Quase 20 anos depois, veio o golpe de 1964, o mais grave movimento de retrocesso em nossa construção de uma democracia. Novamente, os direitos humanos e as liberdades são suprimidos. Em vez de Cartas Constitucionais, nosso ordenamento jurídico passa a ser regulado pelos abomináveis atos institucionais com punições e arbitrariedades, tendo no AI-5 a expressão máxima do terror e do medo provocado pela ditadura militar. A tortura, a ausência de liberdade, as perseguições e assassinatos políticos marcaram este período.
 
Com uma desfaçatez incomensurável, os agentes do regime autoritário deram suporte legal à ilegalidade dos AIs, via “Constituição de 1967” e sua sucessora, na verdade uma grande emenda substitutiva, a “Constituição de 1969”, que incorporou as aberrações e  arbitrariedades dos atos institucionais.
 
Finalmente, chegamos à Constituição de 1988 que institui o Estado Democrático de Direito destinado a assegurar o exercício dos direitos sociais e individuais, a liberdade, a segurança, o bem-estar, o desenvolvimento, a igualdade e a justiça como valores supremos de uma sociedade fraterna, pluralista e sem preconceitos, fundada na harmonia social.
 
Estabelece ainda, o fortalecimento da Federação, formada pela união indissolúvel dos estados e municípios e do Distrito Federal, declara seus princípios fundamentais e afirma a soberania popular.
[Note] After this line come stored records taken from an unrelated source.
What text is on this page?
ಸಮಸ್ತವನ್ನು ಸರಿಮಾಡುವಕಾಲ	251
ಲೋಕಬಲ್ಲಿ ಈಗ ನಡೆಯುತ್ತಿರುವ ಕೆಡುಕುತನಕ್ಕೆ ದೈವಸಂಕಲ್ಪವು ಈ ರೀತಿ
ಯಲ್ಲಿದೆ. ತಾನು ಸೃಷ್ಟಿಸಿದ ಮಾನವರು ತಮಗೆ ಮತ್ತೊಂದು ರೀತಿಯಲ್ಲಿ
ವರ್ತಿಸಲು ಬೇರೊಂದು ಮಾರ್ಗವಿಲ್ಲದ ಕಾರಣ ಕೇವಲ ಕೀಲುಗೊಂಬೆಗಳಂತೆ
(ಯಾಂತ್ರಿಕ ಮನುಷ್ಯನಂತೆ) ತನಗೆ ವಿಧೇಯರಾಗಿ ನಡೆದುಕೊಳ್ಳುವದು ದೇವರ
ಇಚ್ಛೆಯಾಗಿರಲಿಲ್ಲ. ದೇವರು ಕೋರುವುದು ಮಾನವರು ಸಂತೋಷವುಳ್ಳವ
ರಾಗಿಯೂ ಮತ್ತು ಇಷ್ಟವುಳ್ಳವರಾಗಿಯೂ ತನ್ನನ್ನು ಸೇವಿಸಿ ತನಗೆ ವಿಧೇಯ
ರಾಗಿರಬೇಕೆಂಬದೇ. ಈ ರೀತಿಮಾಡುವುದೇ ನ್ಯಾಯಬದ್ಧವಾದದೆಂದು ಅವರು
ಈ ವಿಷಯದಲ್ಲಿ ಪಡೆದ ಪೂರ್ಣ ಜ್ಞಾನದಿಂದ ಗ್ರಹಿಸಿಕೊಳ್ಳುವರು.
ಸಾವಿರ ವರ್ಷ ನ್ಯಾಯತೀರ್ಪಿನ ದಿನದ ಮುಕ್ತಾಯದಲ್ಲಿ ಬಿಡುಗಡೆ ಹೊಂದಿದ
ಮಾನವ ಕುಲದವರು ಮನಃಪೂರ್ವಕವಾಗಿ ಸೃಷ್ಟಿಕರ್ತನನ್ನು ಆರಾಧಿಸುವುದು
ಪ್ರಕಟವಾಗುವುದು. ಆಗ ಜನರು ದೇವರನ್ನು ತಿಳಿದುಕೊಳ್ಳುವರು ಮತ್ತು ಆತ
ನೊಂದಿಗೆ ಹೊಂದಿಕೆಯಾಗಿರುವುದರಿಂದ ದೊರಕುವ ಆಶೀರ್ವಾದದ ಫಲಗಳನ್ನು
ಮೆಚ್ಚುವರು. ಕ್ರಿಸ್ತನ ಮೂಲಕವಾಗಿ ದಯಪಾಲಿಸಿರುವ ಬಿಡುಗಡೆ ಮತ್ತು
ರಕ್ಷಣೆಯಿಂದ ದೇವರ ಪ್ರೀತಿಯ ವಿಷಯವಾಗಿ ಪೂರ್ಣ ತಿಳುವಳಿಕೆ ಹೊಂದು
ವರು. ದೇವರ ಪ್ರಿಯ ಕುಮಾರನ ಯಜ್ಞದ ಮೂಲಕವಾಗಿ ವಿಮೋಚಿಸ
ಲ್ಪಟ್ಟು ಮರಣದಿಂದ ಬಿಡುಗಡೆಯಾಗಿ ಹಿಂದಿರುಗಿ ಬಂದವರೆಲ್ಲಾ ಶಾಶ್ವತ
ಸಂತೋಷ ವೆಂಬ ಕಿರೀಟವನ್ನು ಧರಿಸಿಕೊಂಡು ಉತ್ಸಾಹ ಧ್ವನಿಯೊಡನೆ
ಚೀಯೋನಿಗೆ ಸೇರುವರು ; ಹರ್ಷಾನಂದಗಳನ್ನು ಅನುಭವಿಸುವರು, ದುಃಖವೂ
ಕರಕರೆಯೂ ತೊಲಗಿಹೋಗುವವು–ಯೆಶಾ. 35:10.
Além de instituir como novo paradigma, aí sim uma grande novidade, a democracia participativa.
 
Todo cidadão, inclusive os analfabetos, possui direitos políticos garantidos na Constituição Federal de 1988. O principal direito político e o mais exercido por todos é o direito de votar e ser votado. Mas a participação da população não se limita ao voto para a escolha de seus representantes no Poder Executivo e no Poder Legislativo.
 
Estão previstos no artigo 14 da Constituição Federal, o plebiscito, o referendo e a iniciativa popular, também como direitos políticos.
 
“Art. 14 – A soberania popular será exercida pelo sufrágio universal e pelo voto direto e secreto, com valor igual para todos, e, nos termos da lei, mediante:
 
I – Plebiscito;
 
II – Referendo;
 
III – Iniciativa Popular.”
 
Estes direitos políticos foram regulamentados apenas dez anos após a promulgação da Constituição Federal de 1988, com a publicação da Lei nº 9.709 de 18 de novembro de 1998.
 
O plebiscito é a consulta inicial ao cidadão, sobre como deve o Poder Legislativo agir em relação a determinado assunto. A iniciativa popular também foi regulamentada na Lei nº 9.709/98, e já deu bons frutos legais.
 
Se o significado de democracia é governo do povo, sem a garantia de participação da população não existe democracia de fato. Sem a sociedade organizada participando das questões estatais, há sempre o risco de que regimes autoritários surjam e ocorram retrocessos nos direitos conquistados.
 
Nessa perspectiva, a Constituição Federal de 1988, ao incorporar os direitos humanos e a democracia plena em nosso país, impôs ao Legislativo a regulamentação de tais direitos e o incentivo de uma participação cada vez maior dos cidadãos e cidadãs.
 
Além destas inovações atinentes aos cidadãos, cumpre observar os avanços na liberdade e na legitimação das representações políticas. É esse anelo que cria o quadro de estabilidade institucional, que antes não existia, pois, ou não havia a sustentação legal, ou as prerrogativas e a segurança das garantias dos direitos políticos estavam dispersas no arcabouço legal.
 
É com este intuito que a partir de 1988 os vários setores da sociedade organizada pressionam e colaboram na elaboração e aprovação das legislações complementares, com o objetivo de regulamentar e aprofundar os direitos humanos, os direitos sociais e a democracia participativa.